Jim James, Eternally Even.
Courtesy of the artist.
"You can't build love out of guns and blood and sorrow," sings Jim James in "Same Old Lie." It's one of the standout tracks on the My Morning Jacket frontman's latest solo album, Eternally Even — an album that's not afraid to steep itself in the dark side. Where his last solo outing, 2013's Regions Of Light And Sound Of God, was suffused with delicacy and light, Eternally Even is gritty and grim. "Same Old Lie" is more than a lament about the state of our violent, fearful world; in it, James croons in a husky whisper about hatred and decay as drifting strings and a raga-like coda drone menacingly around him.
The rest of the album follows suit. James, however, takes all that foreboding and makes it funky. "Hide In Plain Sight" is saturated in weird, raw textures, with distorted organs oozing everywhere. "You don't know, you can't see, you ain't right / Did you think you could hide in plain sight?" sings James with bloodshot awe, like he's lying in a warm pool and gazing up at a solar eclipse. Deep and mournful, the song has an R&B vibe that's undeniable, even as James pushes his grooves into the red. The album's funkiest track, "In The Moment," may ride on slapped bass and a fat, brass-spiked chorus, but it meanders around in a pensive haze: half Marvin Gaye, half Leonard Cohen.
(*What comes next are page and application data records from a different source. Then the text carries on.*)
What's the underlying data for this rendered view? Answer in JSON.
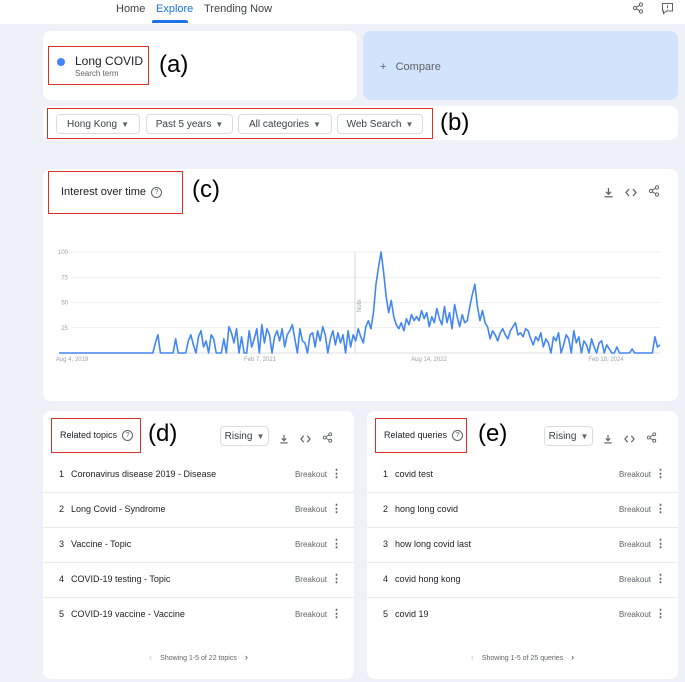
{
  "nav": {
    "home": "Home",
    "explore": "Explore",
    "trending": "Trending Now"
  },
  "term": {
    "name": "Long COVID",
    "sub": "Search term",
    "color": "#4285f4"
  },
  "compare": {
    "label": "+   Compare"
  },
  "filters": {
    "region": "Hong Kong",
    "time": "Past 5 years",
    "category": "All categories",
    "search_type": "Web Search"
  },
  "annotations": {
    "a": "(a)",
    "b": "(b)",
    "c": "(c)",
    "d": "(d)",
    "e": "(e)"
  },
  "interest": {
    "title": "Interest over time",
    "note": "Note"
  },
  "chart_data": {
    "type": "line",
    "title": "Interest over time",
    "y_ticks": [
      "100",
      "75",
      "50",
      "25"
    ],
    "x_ticks": [
      "Aug 4, 2019",
      "Feb 7, 2021",
      "Aug 14, 2022",
      "Feb 18, 2024"
    ],
    "ylim": [
      0,
      100
    ],
    "grid": true,
    "series": [
      {
        "color": "#4285f4",
        "values": [
          0,
          0,
          0,
          0,
          0,
          0,
          0,
          0,
          0,
          0,
          0,
          0,
          0,
          0,
          0,
          0,
          0,
          0,
          0,
          0,
          0,
          0,
          0,
          0,
          0,
          0,
          0,
          0,
          0,
          0,
          0,
          0,
          0,
          0,
          0,
          0,
          0,
          0,
          10,
          18,
          0,
          0,
          0,
          0,
          0,
          0,
          14,
          0,
          0,
          0,
          0,
          12,
          18,
          8,
          0,
          16,
          22,
          6,
          12,
          0,
          18,
          14,
          0,
          0,
          0,
          14,
          0,
          26,
          20,
          10,
          24,
          0,
          16,
          0,
          0,
          22,
          6,
          14,
          24,
          0,
          28,
          10,
          24,
          18,
          0,
          16,
          22,
          12,
          24,
          6,
          18,
          22,
          28,
          14,
          0,
          24,
          12,
          10,
          0,
          18,
          20,
          6,
          22,
          12,
          26,
          18,
          0,
          14,
          22,
          8,
          20,
          10,
          18,
          0,
          22,
          6,
          18,
          12,
          24,
          16,
          10,
          26,
          32,
          24,
          40,
          68,
          85,
          100,
          80,
          56,
          40,
          52,
          36,
          28,
          24,
          30,
          22,
          34,
          28,
          38,
          32,
          36,
          32,
          42,
          34,
          40,
          26,
          36,
          30,
          44,
          34,
          28,
          46,
          30,
          40,
          24,
          48,
          36,
          26,
          38,
          30,
          32,
          46,
          58,
          68,
          46,
          32,
          42,
          30,
          26,
          14,
          22,
          18,
          12,
          20,
          24,
          18,
          14,
          22,
          26,
          30,
          18,
          20,
          16,
          24,
          22,
          14,
          8,
          16,
          12,
          20,
          6,
          14,
          10,
          0,
          16,
          12,
          20,
          0,
          8,
          18,
          14,
          0,
          22,
          10,
          16,
          0,
          12,
          8,
          0,
          14,
          6,
          0,
          10,
          12,
          0,
          8,
          4,
          0,
          0,
          6,
          0,
          0,
          0,
          0,
          0,
          4,
          0,
          0,
          0,
          0,
          0,
          0,
          0,
          0,
          16,
          6,
          8
        ]
      }
    ]
  },
  "topics": {
    "title": "Related topics",
    "filter": "Rising",
    "items": [
      {
        "rank": "1",
        "label": "Coronavirus disease 2019 - Disease",
        "value": "Breakout"
      },
      {
        "rank": "2",
        "label": "Long Covid - Syndrome",
        "value": "Breakout"
      },
      {
        "rank": "3",
        "label": "Vaccine - Topic",
        "value": "Breakout"
      },
      {
        "rank": "4",
        "label": "COVID-19 testing - Topic",
        "value": "Breakout"
      },
      {
        "rank": "5",
        "label": "COVID-19 vaccine - Vaccine",
        "value": "Breakout"
      }
    ],
    "footer": "Showing 1-5 of 22 topics"
  },
  "queries": {
    "title": "Related queries",
    "filter": "Rising",
    "items": [
      {
        "rank": "1",
        "label": "covid test",
        "value": "Breakout"
      },
      {
        "rank": "2",
        "label": "hong long covid",
        "value": "Breakout"
      },
      {
        "rank": "3",
        "label": "how long covid last",
        "value": "Breakout"
      },
      {
        "rank": "4",
        "label": "covid hong kong",
        "value": "Breakout"
      },
      {
        "rank": "5",
        "label": "covid 19",
        "value": "Breakout"
      }
    ],
    "footer": "Showing 1-5 of 25 queries"
  }
}
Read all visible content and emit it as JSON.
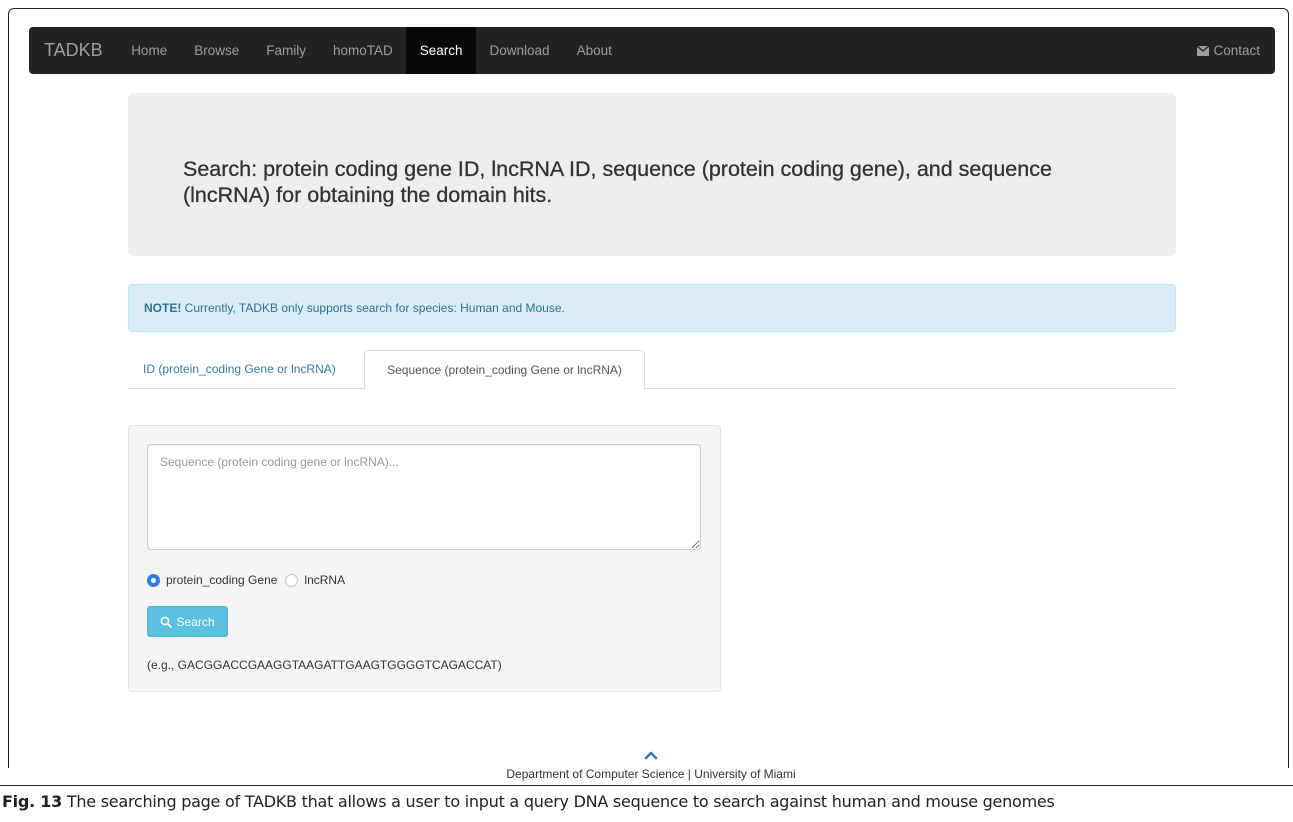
{
  "navbar": {
    "brand": "TADKB",
    "items": [
      "Home",
      "Browse",
      "Family",
      "homoTAD",
      "Search",
      "Download",
      "About"
    ],
    "active": "Search",
    "contact_label": "Contact"
  },
  "jumbotron": {
    "heading": "Search: protein coding gene ID, lncRNA ID, sequence (protein coding gene), and sequence (lncRNA) for obtaining the domain hits."
  },
  "alert": {
    "strong": "NOTE!",
    "text": " Currently, TADKB only supports search for species: Human and Mouse."
  },
  "tabs": {
    "id_tab": "ID (protein_coding Gene or lncRNA)",
    "seq_tab": "Sequence (protein_coding Gene or lncRNA)"
  },
  "form": {
    "placeholder": "Sequence (protein coding gene or lncRNA)...",
    "value": "",
    "radio_protein": "protein_coding Gene",
    "radio_lncrna": "lncRNA",
    "selected": "protein_coding Gene",
    "search_label": "Search",
    "example": "(e.g., GACGGACCGAAGGTAAGATTGAAGTGGGGTCAGACCAT)"
  },
  "footer": {
    "text": "Department of Computer Science | University of Miami"
  },
  "caption": {
    "label": "Fig. 13",
    "text": " The searching page of TADKB that allows a user to input a query DNA sequence to search against human and mouse genomes"
  },
  "colors": {
    "navbar_bg": "#222222",
    "link": "#337ab7",
    "alert_bg": "#d9edf7",
    "button_info": "#5bc0de",
    "radio_selected": "#2f7ce0"
  }
}
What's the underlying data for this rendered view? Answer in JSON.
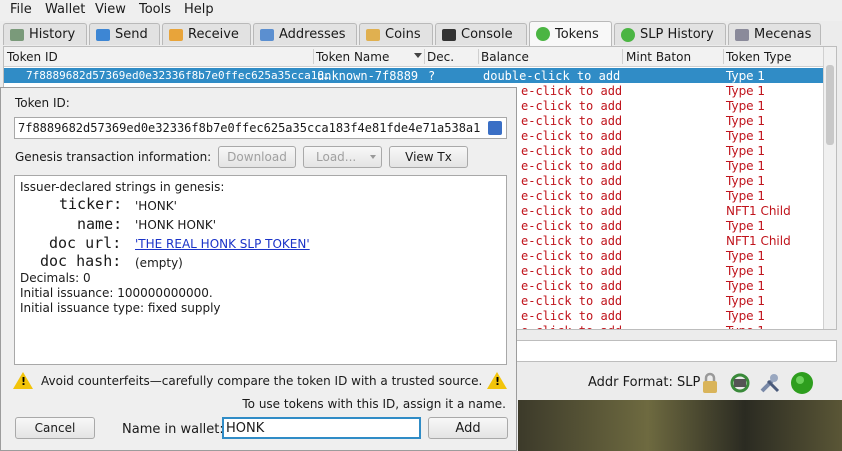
{
  "menu": [
    "File",
    "Wallet",
    "View",
    "Tools",
    "Help"
  ],
  "tabs": [
    {
      "label": "History",
      "icon": "history-icon"
    },
    {
      "label": "Send",
      "icon": "send-icon"
    },
    {
      "label": "Receive",
      "icon": "receive-icon"
    },
    {
      "label": "Addresses",
      "icon": "addresses-icon"
    },
    {
      "label": "Coins",
      "icon": "coins-icon"
    },
    {
      "label": "Console",
      "icon": "console-icon"
    },
    {
      "label": "Tokens",
      "icon": "slp-icon",
      "active": true
    },
    {
      "label": "SLP History",
      "icon": "slp-icon"
    },
    {
      "label": "Mecenas",
      "icon": "tools-icon"
    }
  ],
  "table": {
    "headers": [
      "Token ID",
      "Token Name",
      "Dec.",
      "Balance",
      "Mint Baton",
      "Token Type"
    ],
    "selected_row": {
      "token_id": "7f8889682d57369ed0e32336f8b7e0ffec625a35cca18…",
      "token_name": "unknown-7f8889",
      "decimals": "?",
      "balance": "double-click to add",
      "mint_baton": "",
      "type": "Type 1"
    },
    "rows_balance": "e-click to add",
    "rows_types": [
      "Type 1",
      "Type 1",
      "Type 1",
      "Type 1",
      "Type 1",
      "Type 1",
      "Type 1",
      "Type 1",
      "NFT1 Child",
      "Type 1",
      "NFT1 Child",
      "Type 1",
      "Type 1",
      "Type 1",
      "Type 1",
      "Type 1",
      "Type 1"
    ]
  },
  "status": {
    "addr_format": "Addr Format: SLP"
  },
  "dialog": {
    "token_id_label": "Token ID:",
    "token_id": "7f8889682d57369ed0e32336f8b7e0ffec625a35cca183f4e81fde4e71a538a1",
    "genesis_label": "Genesis transaction information:",
    "download": "Download",
    "load": "Load...",
    "view_tx": "View Tx",
    "issuer_label": "Issuer-declared strings in genesis:",
    "ticker_label": "ticker:",
    "ticker": "'HONK'",
    "name_label": "name:",
    "name": "'HONK HONK'",
    "docurl_label": "doc url:",
    "docurl": "'THE REAL HONK SLP TOKEN'",
    "dochash_label": "doc hash:",
    "dochash": "(empty)",
    "decimals": "Decimals: 0",
    "issuance": "Initial issuance: 100000000000.",
    "issuance_type": "Initial issuance type: fixed supply",
    "warning": "Avoid counterfeits—carefully compare the token ID with a trusted source.",
    "assign_hint": "To use tokens with this ID, assign it a name.",
    "cancel": "Cancel",
    "name_in_wallet_label": "Name in wallet:",
    "name_in_wallet": "HONK",
    "add": "Add"
  }
}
That said, there are instances of lightness on Eternally Even. Okay, there's one instance: "Here In Spirit" not only cracks the blinds a bit, it lets in a lively beat, huge hooks and an airy clarity. It's a refreshing break from the oppressive intensity of the rest of the album; James coughs up his gravel and adopts a higher, sweeter tone, and he even goes so far as to urge, "Believe what you want / Go on, be who you are." A layer of shadow still lurks around the edges, but for the most part, "Here In Spirit" is the burst of pop sunlight that helps illuminate Eternally Even's moodier, murkier moments.
But the sunlight quickly passes. "We Ain't Getting Any Younger" is a nine-and-a-half-minute song split into "Pt. 1" and Pt. 2" and situated squarely in the middle of the album. "Pt. 1" is instrumental; "Pt. 2" has vocals. Taken together, they're a crumbling monument to mortality. Amid throbbing rhythms and sultry, atmospheric melody, James ruminates on how "Seasons changed / Time got strange / Fell off the edge of the world" before softly delivering the ultimate blow: "Time's your oyster / But the grave's always getting closer." He comes across as a mystic, a doomsayer, a hypnotic reminder of the end we can't escape. At age 38, and with the steady success of My Morning Jacket at his back, James is already feeling the quiet pressure of death. Consummate singer-songwriter that he is, though, he's spun that into another batch of arresting, soulful and, at times, transcendent tunes.